The evolution of inflators for automotive inflatable safety systems has resulted in the development of pressurized gas only inflators, propellant only inflators, and hybrid inflators. Hybrid inflators utilize a combination of a stored, pressurized gas and gas and/or heat generating propellant to expand the air/safety bag. There are of course many design considerations for each of these types of inflators. In all three systems, two primary design considerations are that the air/safety bag must be expanded a predetermined amount in a predetermined amount of time in order to be operationally effective. Moreover, since the gas within the expanded air/safety bag eventually permeates through the air/safety bag and is discharged to atmosphere, the effect of the gases upon occupants of the automobile is important.
With further regard to the effect of the gases upon the occupants, for instance it is desirable to have the gases within the air/safety bag be below a certain toxicity level. U.S. Pat. Nos. 3,690,695; 3,788,667; and 3,966,226 generally address this issue. Moreover, the appearance of the gases is important. As an example, one problem with current state-of-the-art hybrid inflators is that they produce, in the gas output stream, copious quantities of metal salt fumes (e.g., potassium chloride). This salt is present because an oxygen source has been added to the propellant formulation to minimize carbon monoxide production by oxidizing all carbon in the propellant to carbon dioxide. This salt fume is highly objectional in a crash situation because it has both physiological and psychological effects, imposed at a time of great physical and psychological stress. The salt fume in the post-crash automobile cabin drastically reduces visibility for the crash victims, and creates anxiety over the possibility of fire. Current hybrid inflators use propellants which typically contain more than 70% potassium perchlorate, which yields about 54% of the propellant weight as potassium chloride fume.

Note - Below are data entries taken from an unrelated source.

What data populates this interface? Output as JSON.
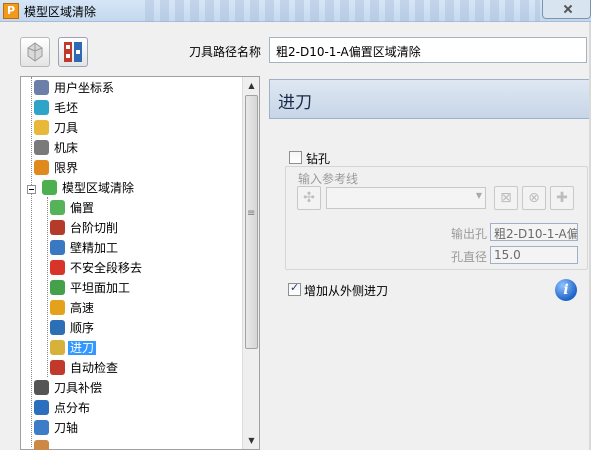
{
  "window": {
    "title": "模型区域清除",
    "app_icon_letter": "P"
  },
  "toolbar": {
    "path_name_label": "刀具路径名称",
    "path_name_value": "粗2-D10-1-A偏置区域清除"
  },
  "tree": {
    "items": [
      {
        "label": "用户坐标系",
        "icon": "ucs-icon"
      },
      {
        "label": "毛坯",
        "icon": "block-icon"
      },
      {
        "label": "刀具",
        "icon": "tool-icon"
      },
      {
        "label": "机床",
        "icon": "machine-icon"
      },
      {
        "label": "限界",
        "icon": "limits-icon"
      },
      {
        "label": "模型区域清除",
        "icon": "area-clear-icon"
      },
      {
        "label": "偏置",
        "icon": "offset-icon"
      },
      {
        "label": "台阶切削",
        "icon": "step-cut-icon"
      },
      {
        "label": "壁精加工",
        "icon": "wall-finish-icon"
      },
      {
        "label": "不安全段移去",
        "icon": "unsafe-remove-icon"
      },
      {
        "label": "平坦面加工",
        "icon": "flat-machining-icon"
      },
      {
        "label": "高速",
        "icon": "high-speed-icon"
      },
      {
        "label": "顺序",
        "icon": "order-icon"
      },
      {
        "label": "进刀",
        "icon": "lead-in-icon"
      },
      {
        "label": "自动检查",
        "icon": "auto-check-icon"
      },
      {
        "label": "刀具补偿",
        "icon": "tool-comp-icon"
      },
      {
        "label": "点分布",
        "icon": "point-dist-icon"
      },
      {
        "label": "刀轴",
        "icon": "tool-axis-icon"
      },
      {
        "label": "",
        "icon": "partial-icon"
      }
    ],
    "selected_label": "进刀"
  },
  "panel": {
    "header": "进刀",
    "drill_label": "钻孔",
    "drill_checked": false,
    "ref_line_group": "输入参考线",
    "exit_hole_label": "输出孔",
    "exit_hole_value": "粗2-D10-1-A偏",
    "hole_diameter_label": "孔直径",
    "hole_diameter_value": "15.0",
    "outside_lead_in_label": "增加从外侧进刀",
    "outside_lead_in_checked": true
  },
  "colors": {
    "selection": "#3399ff",
    "header_text": "#1a2a47",
    "info_blue": "#1e64c8"
  }
}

Since the weight of the automobile is an important design consideration in many instances today, so too then is the weight of the inflator. Moreover, due to the limited space available in many automotive designs, the size of the inflator is also an important design consideration. These types of factors have effectively rendered pressurized gas only inflators obsolete. Moreover, in propellant only and hybrid inflators, these types of considerations have resulted in many changes to the structure of the inflator and the materials selected for use in this structure. However, little consideration has been given to the propellant to achieve a certain weight reduction.
Although the performance of a given inflator will of course influence the manufacturer's/supplier's position in the marketplace, system performance alone is no longer dispositive. That is, since inflatable safety systems are now being included in a large number of automobiles which will likely increase the number of manufacturers/suppliers of inflators, minimizing the cost of the inflator is becoming increasingly important to obtaining a competitive advantage. Consequently, it would be desirable to not only provide an inflator with competitive performance characteristics, but which is also cost competitive.